Paul Ford, in a perfect essay for Wired:
Home is supposed to be a constant, steady place, a shelter for a family. It shouldn’t change very much. But an office is basically a big clock with humans for hands. And I find that the people who don’t want to go back to pre-pandemic office culture are the people who are the most concerned about their time. Sometimes this is their personality; they are engineers who look at travel as a waste, who seek efficiencies in their work and health. Sometimes they’re people with other stress, like parents of young children who triangulate between the day care’s schedule, their boss’s expectations, and kids’ needs. For a disabled person, working from home can save hours of daily, needless negotiation. All of these cases are utterly valid. And yet we’re going back. Maybe not all of us, maybe with hybrid schedules. But most of us. We all know it.
This is, as I say, a perfect essay. I would not change one word. But, though I am skeptical of my ability to make a contribution, I always like to add a little something to these links, so here goes.
The thing I miss most about living and working in different places is that it is necessary to travel between them. I began missing my commute so much that, last summer and autumn, I would often take long walks after a workday. That now feels like a luxury. As I write this, Environment Canada’s website tells me that it feels like thirty degrees below freezing and, if I had to go into the office tomorrow at my usual time, it is forecasted to feel ten degrees colder than that.

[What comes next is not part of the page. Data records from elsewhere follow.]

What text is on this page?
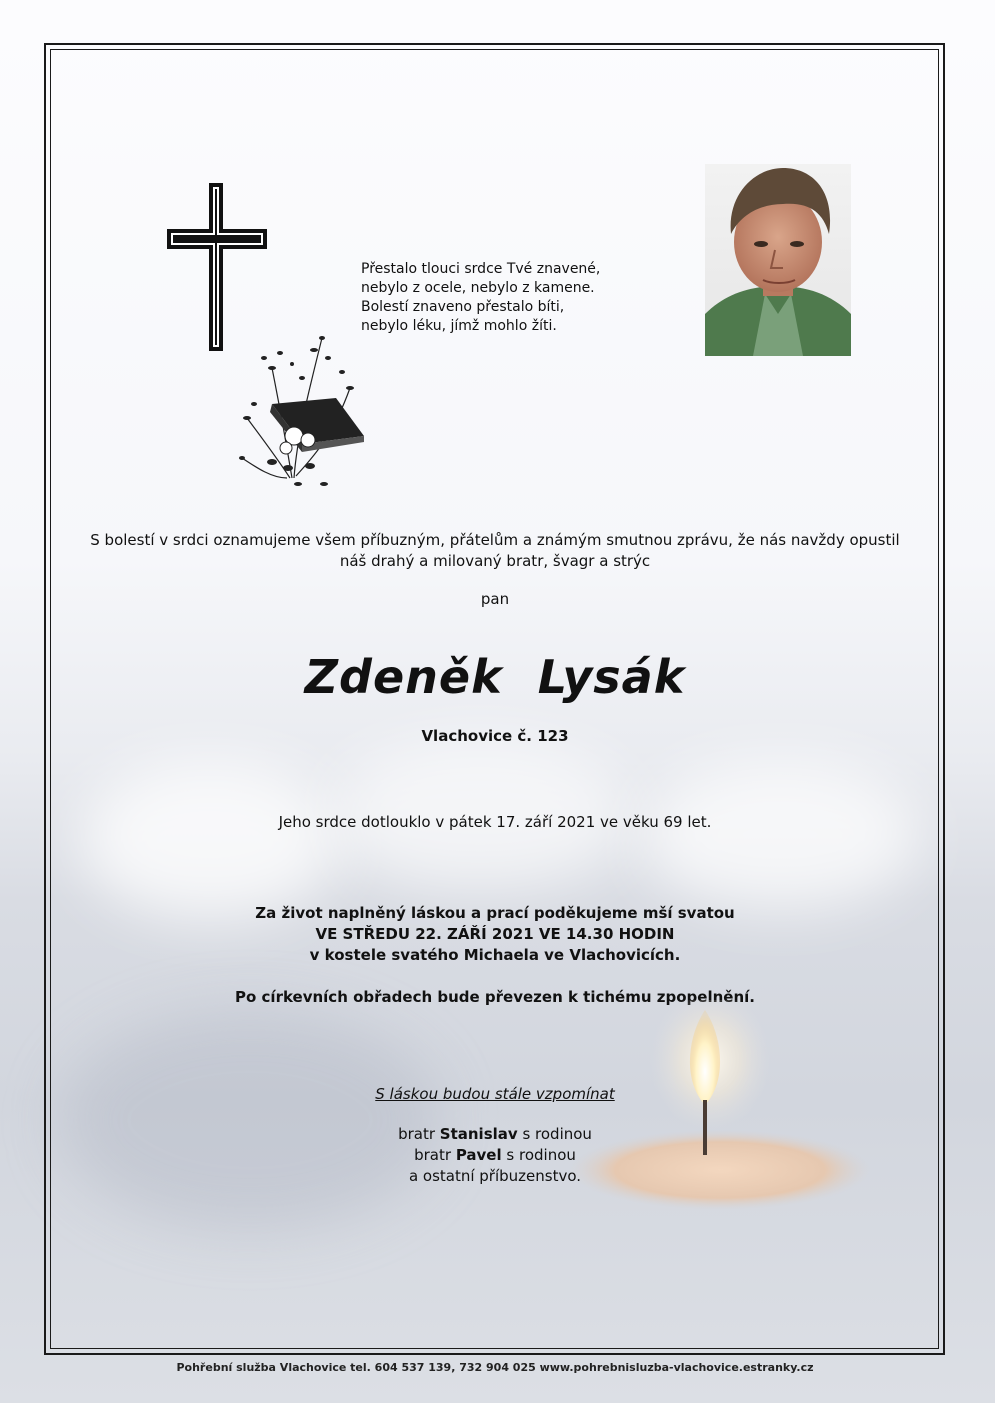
Přestalo tlouci srdce Tvé znavené,
nebylo z ocele, nebylo z kamene.
Bolestí znaveno přestalo bíti,
nebylo léku, jímž mohlo žíti.
S bolestí v srdci oznamujeme všem příbuzným, přátelům a známým smutnou zprávu, že nás navždy opustil
náš drahý a milovaný bratr, švagr a strýc
pan
Zdeněk Lysák
Vlachovice č. 123
Jeho srdce dotlouklo v pátek 17. září 2021 ve věku 69 let.
Za život naplněný láskou a prací poděkujeme mší svatou
VE STŘEDU 22. ZÁŘÍ 2021 VE 14.30 HODIN
v kostele svatého Michaela ve Vlachovicích.
Po církevních obřadech bude převezen k tichému zpopelnění.
S láskou budou stále vzpomínat
bratr Stanislav s rodinou
bratr Pavel s rodinou
a ostatní příbuzenstvo.
Pohřební služba Vlachovice tel. 604 537 139, 732 904 025 www.pohrebnisluzba-vlachovice.estranky.cz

Much as I am glad to not be turned into a human icicle, the missing drumbeat of home-walk-work-walk-home has been a difficult adaptation. To make matters more monotonous, I am working from the same home office every day because my computer with all of my work stuff is an iMac and it is difficult to drag around. So it doesn’t matter what I am doing — writing email, meeting colleagues, having a quick chat — it all happens in exactly the same place staring at exactly the same screen sitting in exactly the same chair rolling around on exactly the same rug. The rug is a new addition for this year, actually; I thought it would help make my work space feel different and separate. It felt that way for only about a week.
I wonder, will my home office ever become part of my home again, or will it always feel like an extension of where I work?